I’m basing my research on Go 1.16.4 and the sqrt implementation can be found here. The first interesting thing is that sqrt can be executed by the hardware. Could this make the difference in our case? I copy pasted the sqrt implementation without trying to understand it and ran the benchmark again:

import (
	"math"
)

const (
	mask     = 0x7FF
	shift    = 64 - 11 - 1
	bias     = 1023
)

func sqrt(x float64) float64 {
	// special cases
	switch {
	case x == 0 || math.IsNaN(x) || math.IsInf(x, 1):
		return x
	case x < 0:
		return math.NaN()
	}
	ix := math.Float64bits(x)
	// normalize x
	exp := int((ix >> shift) & mask)
	if exp == 0 { // subnormal x
		for ix&(1<<shift) == 0 {
			ix <<= 1
			exp--
		}
		exp++
	}
	exp -= bias // unbias exponent
	ix &^= mask << shift
	ix |= 1 << shift
	if exp&1 == 1 { // odd exp, double x to make it even
		ix <<= 1
	}
	exp >>= 1 // exp = exp/2, exponent of square root
	// generate sqrt(x) bit by bit
	ix <<= 1
	var q, s uint64               // q = sqrt(x)
	r := uint64(1 << (shift + 1)) // r = moving bit from MSB to LSB
	for r != 0 {
		t := s + r
		if t <= ix {
			s = t + r
			ix -= t
			q += r
		}
		ix <<= 1
		r >>= 1
	}
	// final rounding
	if ix != 0 { // remainder, result not exact
		q += q & 1 // round according to extra bit
	}
	ix = q>>1 + uint64(exp-1+bias)<<shift // significand + biased exponent
	return math.Float64frombits(ix)
}

The results are:

goos: darwin
goarch: amd64
cpu: Intel(R) Core(TM) i5-5257U CPU @ 2.70GHz
BenchmarkSqrt-4      	17525127	        61.66 ns/op
BenchmarkBabylon-4   	37037316	        28.70 ns/op

Yep, we can confirm our algorithm is faster than the actual standard lib implementation when it does not use the hardware implementation. Why is this? Where is the tradeoff? Let’s see.

Bit By Bit Method

We know that Babylonians (and actually Heron) can beat the current algorithm but we do trade off precision. The standard library implementation does not depend on a precision factor and it does return exact values for perfect squares and good approximations for the other numbers.
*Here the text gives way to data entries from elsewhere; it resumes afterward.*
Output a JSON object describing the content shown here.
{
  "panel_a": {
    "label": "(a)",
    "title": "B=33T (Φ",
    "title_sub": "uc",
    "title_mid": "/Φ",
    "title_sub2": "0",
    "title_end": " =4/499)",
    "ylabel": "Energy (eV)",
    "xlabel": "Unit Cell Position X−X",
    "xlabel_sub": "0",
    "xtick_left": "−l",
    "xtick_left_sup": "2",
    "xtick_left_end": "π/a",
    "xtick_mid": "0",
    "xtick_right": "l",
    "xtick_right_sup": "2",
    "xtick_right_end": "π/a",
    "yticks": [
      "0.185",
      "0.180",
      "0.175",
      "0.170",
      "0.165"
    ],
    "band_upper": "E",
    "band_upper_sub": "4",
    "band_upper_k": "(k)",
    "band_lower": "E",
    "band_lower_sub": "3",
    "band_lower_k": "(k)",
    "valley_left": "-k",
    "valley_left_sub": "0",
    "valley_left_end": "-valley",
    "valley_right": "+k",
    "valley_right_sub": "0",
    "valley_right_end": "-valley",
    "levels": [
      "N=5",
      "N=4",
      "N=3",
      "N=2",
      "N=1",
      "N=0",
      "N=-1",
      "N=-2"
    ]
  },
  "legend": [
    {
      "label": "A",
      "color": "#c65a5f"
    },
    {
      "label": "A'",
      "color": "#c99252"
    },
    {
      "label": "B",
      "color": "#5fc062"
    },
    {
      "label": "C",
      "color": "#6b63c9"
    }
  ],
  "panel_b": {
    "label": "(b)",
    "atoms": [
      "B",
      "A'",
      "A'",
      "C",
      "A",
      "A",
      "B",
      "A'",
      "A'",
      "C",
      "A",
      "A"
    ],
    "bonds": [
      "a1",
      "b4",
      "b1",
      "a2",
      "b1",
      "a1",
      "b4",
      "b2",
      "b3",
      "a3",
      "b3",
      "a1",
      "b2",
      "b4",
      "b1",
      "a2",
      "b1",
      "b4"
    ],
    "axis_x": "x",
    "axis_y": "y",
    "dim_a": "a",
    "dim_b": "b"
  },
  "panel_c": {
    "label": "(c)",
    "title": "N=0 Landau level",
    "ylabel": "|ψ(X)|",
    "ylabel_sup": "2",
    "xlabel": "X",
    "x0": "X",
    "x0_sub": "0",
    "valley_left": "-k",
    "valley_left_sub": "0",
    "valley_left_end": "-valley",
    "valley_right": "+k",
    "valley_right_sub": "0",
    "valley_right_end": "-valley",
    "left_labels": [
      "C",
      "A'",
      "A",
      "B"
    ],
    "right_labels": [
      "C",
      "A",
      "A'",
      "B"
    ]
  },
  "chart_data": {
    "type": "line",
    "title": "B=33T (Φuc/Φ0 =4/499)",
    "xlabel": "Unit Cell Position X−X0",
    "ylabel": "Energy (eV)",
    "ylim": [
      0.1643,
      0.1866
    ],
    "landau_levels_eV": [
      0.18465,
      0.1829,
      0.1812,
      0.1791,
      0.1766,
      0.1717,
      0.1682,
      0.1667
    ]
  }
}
The implementation is based on the digit-by-digit calculation where each digit in the square root is computed. This method is indeed slower than the Babylonian method but it works for any base and it can be used to check if a number is a perfect square safely. These properties are important enough to make it worth the extra time.

The algorithm is a bit too complicated (at least for me) to cover in this blog post but the basic idea behind it is: at each step we add a digit to the square root such as if we square the value it is less than our number, but if we increment the digit the squared value will be greater than our number. This guarantees us that the digit is correct. A very nice practical example is explained here.

Now, we see that the standard lib implementation has a lot of bit operations. Why is that? Remember how this algorithm works with any base? We know that computers work well in binary and that binary operations are usually faster. Well, the standard lib implementation is computing the sqrt value one bit at a time. This solution is called bit by bit and it covers the same principles.

The thing that baffled me a bit in this implementation was the bias operation. We need to unbias the exponent to correctly evaluate the floating point number. This is due to the fact that exponents are signed, but storing it as a two complement would make number comparisons complicated. For simplicity, the exponent is stored as an unsigned int and it’s converted to actual values by subtracting the bias. The 1023 value is constant for double precision.

Hardware Implementation

As can be seen here CPUs now offer square root computation but I will leave this for a future article.